“I think it is key that the smart building design and operation phases be better joined up. That’s the most important technical gap in my opinion, which must be addressed to trigger the biggest impact on smart buildings,” Ray D’Urso, building technology consultant, told Memoori. “I agree, there is a significant divide between the design, build, and operate processes. When the buildings are being built there is just not enough engagement, even with BIM. That’s the biggest problem with smart buildings.” added Infrastructure Services Director at LMG, Mike Hook, during our February webinar on tech obsolescence.
Building design tools, construction methods, and operational approaches are so fundamentally different that the information lost in translation between these phases is the root of many problems that buildings face. To address that root cause, we must develop a single system that allows construction and operation experts to influence design, then utilize that co-creation to direct construction and drive operational performance. That solution now exists with the emergence of digital twins for buildings, but for digital twins to truly incorporate design, build, and operate phases, all three must speak the same language.
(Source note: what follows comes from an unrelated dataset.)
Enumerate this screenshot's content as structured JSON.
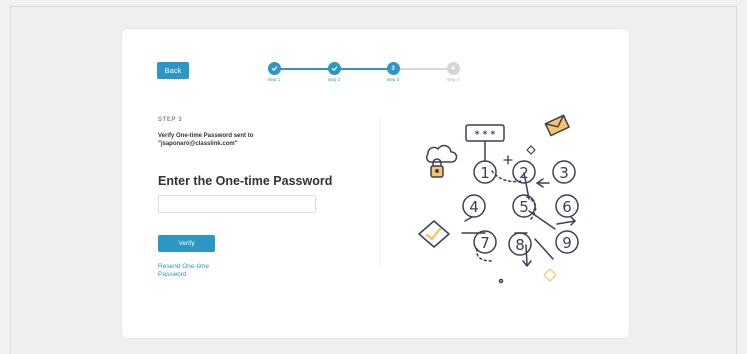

That common language is likely to take the shape of a building ontology, as we have seen with Project Haystack, Brick Schema, or RealEstateCore. These ontologies are essentially shared data models that simplify the process of connecting applications in a particular domain, be it on a system level or entire facility scale. Ontologies are critical to the development of digital twins, providing that common language that allows all stakeholders to co-create detailed digital versions of a building before construction begins. These digital twins can describe every element of the physical building, then combine to create an integrated digital twin of the entire structure that all stakeholders can both influence and feed off.
“An ontology must balance power and comprehensiveness with simplicity and ease of use to generate enough adoption,” said Tony Shakib, IoT general manager at Microsoft Azure, one of big tech leaders in the digital twin movement. “Many building management and automation vendors have attempted to limit buildings to custom, proprietary ‘walled garden’ approaches that can hurt clients in the long run.”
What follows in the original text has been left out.